25. Un procedimiento de cribado de la sensibilidad de las células cancerosas al tratamiento con un inhibidor de una enzima de reparación por escisión de bases de ADN, que comprende determinar el estado de MSI en dichas células según un procedimiento de una cualquiera de las reivindicaciones 1 a 17.

26. El procedimiento según la reivindicación 25, en el que el inhibidor de una enzima de reparación por escisión de bases de ADN es un inhibidor de PARP.

27. El procedimiento según la reivindicación 26, en el que el inhibidor de PARP se selecciona de entre olaparib, veliparib, niraparib, iniparib, rucaparib, CEP9722, MK4827, BMN-673 y 3-aminobenzamida.

28. El procedimiento de una cualquiera de las reivindicaciones 25 a 27, en el que las células cancerosas son de un cáncer seleccionado de entre cáncer colorrectal, cáncer endometrial, cáncer de ovario, cáncer gástrico, leucemia y un tumor del síndrome de Lynch.

29. Uso de un kit en un procedimiento para diagnosticar el estado de MSI de un tumor según una cualquiera de las reivindicaciones 1 a 17, en el que el kit comprende oligonucleótidos específicos de alelo que discriminan entre los alelos de las regiones homopoliméricas seleccionadas con y sin indeles.

30. El uso de un kit según la reivindicación 29, en el que las regiones homopoliméricas seleccionadas tienen una longitud de 7 a 12 nucleótidos, de 7 a 11 nucleótidos o de 8 a 11 nucleótidos.

31. El uso de un kit según la reivindicación 29 o 30, en el que las regiones homopoliméricas se seleccionan de las regiones homopoliméricas de los genes MYL1, DIDO1, UBE2Z, RYR3, TMEM65, BTBD7, KDM5A, ABAT, PPM1A, UBA6 y ZNF185 enumerados en la tabla 3.

32. El uso de un kit según la reivindicación 31, en el que se selecciona una región homopolimérica adicional de las regiones homopoliméricas de los genes ARL10, GRIA2 y TMC7 enumerados en la tabla 3.

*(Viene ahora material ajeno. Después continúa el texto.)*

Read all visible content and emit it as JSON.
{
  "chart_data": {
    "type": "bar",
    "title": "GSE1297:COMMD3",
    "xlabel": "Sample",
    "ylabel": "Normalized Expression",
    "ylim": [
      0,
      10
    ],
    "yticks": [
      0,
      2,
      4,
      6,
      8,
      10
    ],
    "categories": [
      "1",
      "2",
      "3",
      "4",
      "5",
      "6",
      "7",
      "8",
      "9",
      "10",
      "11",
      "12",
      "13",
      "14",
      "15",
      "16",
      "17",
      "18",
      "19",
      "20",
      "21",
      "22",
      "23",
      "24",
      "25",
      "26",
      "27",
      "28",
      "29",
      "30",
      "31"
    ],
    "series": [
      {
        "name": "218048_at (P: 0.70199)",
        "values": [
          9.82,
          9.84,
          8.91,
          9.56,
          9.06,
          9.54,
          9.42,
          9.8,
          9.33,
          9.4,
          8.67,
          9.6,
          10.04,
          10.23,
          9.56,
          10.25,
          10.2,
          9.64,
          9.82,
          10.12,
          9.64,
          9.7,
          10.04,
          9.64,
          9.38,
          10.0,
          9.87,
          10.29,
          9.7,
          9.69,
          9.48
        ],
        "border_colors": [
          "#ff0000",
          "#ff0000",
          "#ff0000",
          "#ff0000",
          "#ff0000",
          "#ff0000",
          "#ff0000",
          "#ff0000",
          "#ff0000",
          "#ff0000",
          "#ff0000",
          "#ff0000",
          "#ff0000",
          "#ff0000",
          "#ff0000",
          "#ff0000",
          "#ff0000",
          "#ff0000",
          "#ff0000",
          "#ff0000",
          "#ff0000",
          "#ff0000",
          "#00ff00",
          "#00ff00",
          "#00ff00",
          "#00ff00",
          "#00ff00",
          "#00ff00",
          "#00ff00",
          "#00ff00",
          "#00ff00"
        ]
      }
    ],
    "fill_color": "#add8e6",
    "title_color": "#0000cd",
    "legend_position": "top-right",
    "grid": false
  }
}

33. El uso de un kit según la reivindicación 31 o 32, en el que se selecciona una región homopolimérica adicional de las regiones homopoliméricas del gen MSH6 enumerado en la tabla 2 y la región homopolimérica del gen SULF2 enumerado en la tabla 1.

34. El uso de un kit según una cualquiera de las reivindicaciones 29 a 33 que comprende además oligonucleótidos específicos de alelo que discriminan entre un alelo con y sin indeles, en el que el alelo se selecciona de los marcadores del panel de marcadores Bethesda ampliado.